莫名灼热的异样忽从江云渡心间重重擦过。

    他握紧掌中生平首次复原的玉璧,看向沈苍。

    为何沈苍从未戴过此玉。

    为何沈苍和他共有此玉。

    沈苍看出他神情变化,笑意微敛:“怎么,你也不知道它的来历?”

    江云渡回神,沉声道:“我自然知晓。”

    沈苍说:“简单说说?”

    江云渡道:“与你无关。”

    沈苍从他手里拿回半块:“江叶青,你知道这块玉有我一半吧?”

    江云渡转身回到床边:“总之与你无关。”

    沈苍和他一起上前:“一包蜜饯?”

    江云渡无动于衷。

    “两包。”沈苍说,“不能再多了,我们剩的钱只够买两包。”

    江云渡转眼看他,仍然没有松口:“不行。”

    这次态度这么坚定?

    念头闪过,沈苍不清楚这句话里的这次从何而来,但江云渡的态度已经非常清晰明了。

    “三包。”沈苍正色道,“怎么样?”

    江云渡面无表情:“你哪来的钱?”

    沈苍说:“先说成不成交。”

    江云渡蹙眉。

    沈苍追加一句:“我要提醒你,家里已经没库存了。”

    江云渡没有开口。

    良久。

    换过伤药,煎药途中。

    江云渡悄然出现在药房门口。

    沈苍看一眼堂屋没关好的药柜,唇边笑意轻浅,意有所指:“交易今天有效。”

    第63章

    下午。

    沈苍从西市回来,进门看到江云渡坐在桌边,桌面的汤药还冒着热气,他没去注意,正看手里的玉佩。

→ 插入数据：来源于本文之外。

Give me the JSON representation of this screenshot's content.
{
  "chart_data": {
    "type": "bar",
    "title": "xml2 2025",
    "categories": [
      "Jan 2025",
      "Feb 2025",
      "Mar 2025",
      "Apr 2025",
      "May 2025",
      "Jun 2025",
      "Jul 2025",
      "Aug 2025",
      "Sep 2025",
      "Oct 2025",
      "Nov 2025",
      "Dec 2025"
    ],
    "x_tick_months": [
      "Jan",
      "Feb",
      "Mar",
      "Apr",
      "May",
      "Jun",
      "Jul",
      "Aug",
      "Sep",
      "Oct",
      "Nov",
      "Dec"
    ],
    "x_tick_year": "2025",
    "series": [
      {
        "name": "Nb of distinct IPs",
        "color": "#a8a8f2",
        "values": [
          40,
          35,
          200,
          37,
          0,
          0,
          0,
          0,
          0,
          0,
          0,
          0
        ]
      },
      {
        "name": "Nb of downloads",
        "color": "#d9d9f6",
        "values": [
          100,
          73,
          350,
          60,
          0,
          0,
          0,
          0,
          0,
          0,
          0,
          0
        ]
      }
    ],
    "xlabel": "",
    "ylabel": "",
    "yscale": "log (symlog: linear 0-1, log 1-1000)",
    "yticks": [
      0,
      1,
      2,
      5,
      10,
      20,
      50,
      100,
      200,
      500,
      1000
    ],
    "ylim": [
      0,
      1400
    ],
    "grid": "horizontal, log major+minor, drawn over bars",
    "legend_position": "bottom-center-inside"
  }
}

    据江云渡亲口叙述,这玉自他记事起就是断的,属于祖传。

    至于另一块,他不打算解释。

    因为他同意的交易内容只是说出“它”的来历,而不是“它们”的来历。纯属利用文字漏洞坑蒙拐骗。

    “喝药。”

    江云渡抬眸看过来。

    沈苍把纸包放在桌上。

    最后的成交价是三包蜜饯,他在江云渡喝药之前预付一包,剩下两包还要分期付款,无疑让他背了一笔巨额债务。

    不过既然江云渡的玉佩是祖传,他的玉佩年代相同,来历应该也不会相差太远。

    沈苍想了想,直言问:“江叶青,在我失忆之前,我们究竟是什么关系?”

    江云渡动作微顿。

    脑海有沈苍曾经说过的两个字一闪而过,他把空碗放下,淡声道:“朋友。”

    沈苍又问:“什么样的朋友?”

    和江云渡有一样的玉佩,说明他和江云渡的关系要比他预料中更亲近一些。

    世交?

    如果知道的更多,说不定能让他记起一些过往。

    江云渡从桌边起身,看他一眼:“普通朋友。”

    沈苍说:“不可能。”

    他的话不作犹豫,如此笃定。

    江云渡心间微动,反问:“为何不可能?”

    沈苍说:“我不可能让普通朋友在我这白吃白住这么久。”

    “……”江云渡沉下脸,划过心间的情绪荡然无存,“我从不白吃白住。”

    沈苍上下打量着他:“这么说,你也是大夫?”

    江云渡还没开口,门外传来老刘头的高喊。

    “沈大夫!”老刘头喊着,在院外看到沈苍身影,忙一路跑进来,“沈大夫,不好了,我儿回去之后就身体不适,躺到现在,嘴里只说冷,沈大夫,请你到家里来帮他瞧瞧病吧!!”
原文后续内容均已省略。